Moving on with the easy, simple and not pressuring exercise, we have something that almost everyone likes.
It is a fun thing to do and has a lot of benefits. You can do it everywhere and while doing other activities like preparing dinner or washing the dishes. When you are cleaning or have some time at home, play boosting music and move that hips.
Of course, don’t forget you can always take dancing classes if you want to go big. You can have fun, learn some steps, make new friends and lose weight.
What Can You Do When You Are Not in the Mode for Exercise?
Simple, do stretching! Trainers recommended because it will increase blood flow in your body, it will give you a little boost, and the best part is that you will rest better.
Also, stretching plays an essential role in the routine of a walker. Being flexible improves walking posture and helps you prevent back pain or injuries. For walkers, trainers recommend the Hamstring Stretchers.
Do You Have Problems With Your posture?
Try to pinch your shoulder blades. Doing this exercise will help you maintain the spine in its neutral position; it opens up the chest and prevents the rounded shoulders syndrome. It’s an easy thing to do, and you will activate the muscles groups responsible for holding you in alignment.
What about a total body workout exercise? Swimming
Who doesn’t like water? And if you want to target all your muscles, swimming is the answer.
First of all, it has a low impact on your body. The chances of injuries are low.
Second of all, you will work your upper and lower body, abs and the back will get in on too. You will maintain proper alignment, and because the water adds resistance, your muscle will be challenged.
Note that swimming isn’t enough for keeping it your only form of exercise. You can support it with jogging, weight lifting, tennis or walking.
We are Moving on to the Harder Part: Ab Workout on an Exercise Ball and Lunges and Squats
Balancing on the ball is a hard exercise, you can’t cheat on, and it’s an intense workout. Using the ball on this exercise will stabilize your back muscles not only your abdominal ones.
How to do these crunches? You position the ball in the perfect way that will support your back, your feet will be flat on the floor, and the arms are extended in front of you. Then you slowly curl up, hold on, the lower yourself.

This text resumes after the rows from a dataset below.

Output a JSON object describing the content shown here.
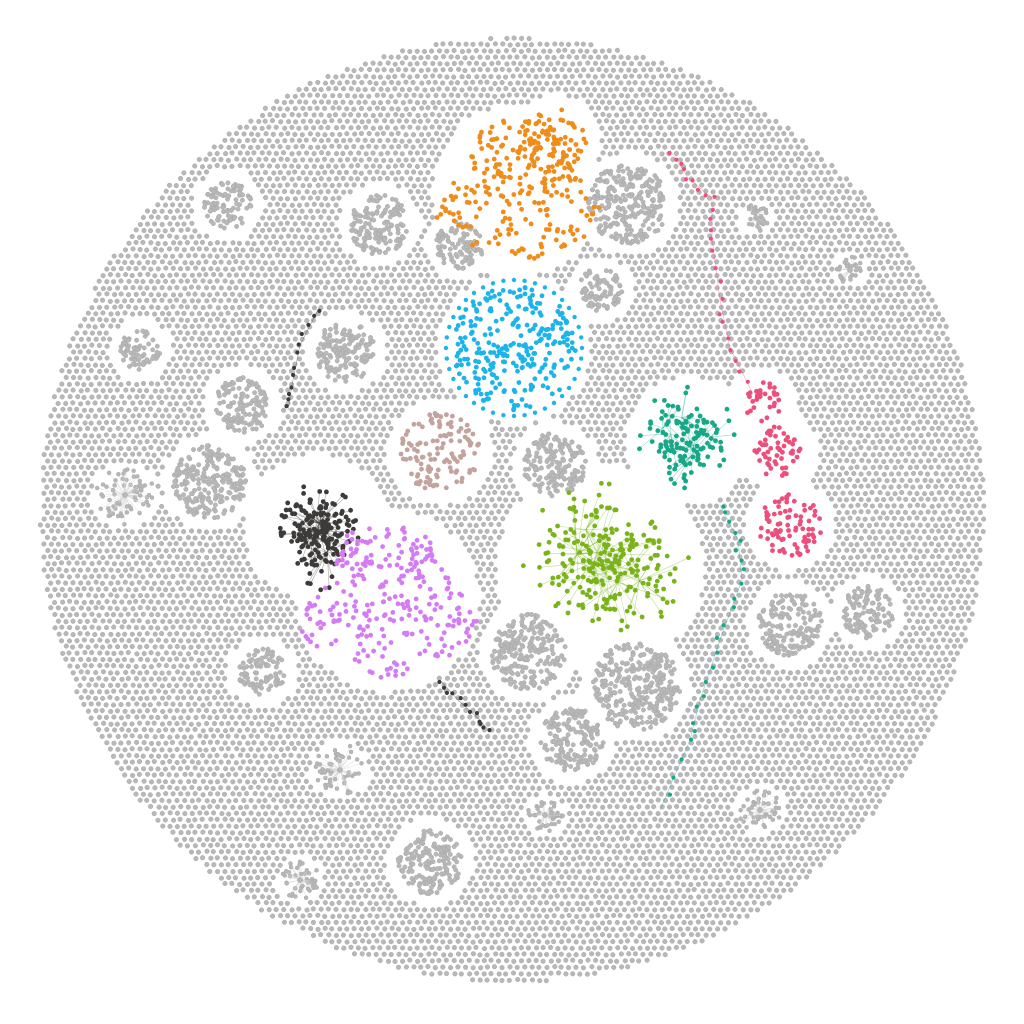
{
  "colors": {
    "background": "#ffffff",
    "node_default": "#b8b8b8",
    "node_default_stroke": "#a9a9a9",
    "edge_default": "#d6d6d6"
  },
  "communities": [
    {
      "id": "orange",
      "color": "#f08c1a"
    },
    {
      "id": "sky-blue",
      "color": "#1cb4ea"
    },
    {
      "id": "dusty-rose",
      "color": "#c2a39e"
    },
    {
      "id": "charcoal",
      "color": "#3d3b3a"
    },
    {
      "id": "violet",
      "color": "#d47cf4"
    },
    {
      "id": "lime",
      "color": "#7bb31a"
    },
    {
      "id": "teal",
      "color": "#16a887"
    },
    {
      "id": "crimson-pink",
      "color": "#ec4f7c"
    }
  ],
  "gray_subclusters": 24
}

Lunges and Squats are the best exercises for butt, posture, and coordination. You can do them anywhere, and it helps you stimulate everyday functions.
How to Do Lunges:
Put your right foot in front of you; keep your right knee over the ankle. Bend that knee and at the same time drop your left knee to the floor. Don’t lean forward and you will see that your left heel will come off the floor. You can do ten reps, and after that change your feet. Attention, if you have problems with your knees, maybe you should skip this exercise.
How to Do Squats:
For a correct posture you can use a chair to help you, standing with your back to it. Your feet are about shoulder width apart, you bend the hips and knees and lower your butt until it’s touching the chair. If you look down and see your toes, your position is correct, if you see your knees only, that means that you are bending too far forward. Always stand up slowly.
We can’t forget the arms and calves, so we are checking those too.
Pushups for Arm Exercise:
The best and sure exercise for toning and firming. The pushups target the chest muscles and the triceps, and it will give you a boost of confidence.
How to Do Pushups?
If you can’t do them on the floor, you can do them against a wall or table. If you lie face down on the floor, your look is forward, your palms into the floor, straight. You will form a line with your head, neck, and back as you lift your body. You are getting up slowly, stay there a little, the slowly get down. Repeat. For an easy way, you can stand on your knees and not on your toes.
Heel Raised are the Best Calf Exercises:
We have incredible results for this method. Seventy-five percent of trainers voted for it.
How to do Calf Exercise?
It’s effortless, stand in front of a wall or hold onto a chair, your legs about hip-apart and stand up onto your toes. Then slowly lower yourself. If you want to make it more difficult, try to do it on one leg, or take some weight in your hands.
Those methods or exercise alongside a healthy diet will give you the best shot at losing weight, staying fit and developing a stronger core.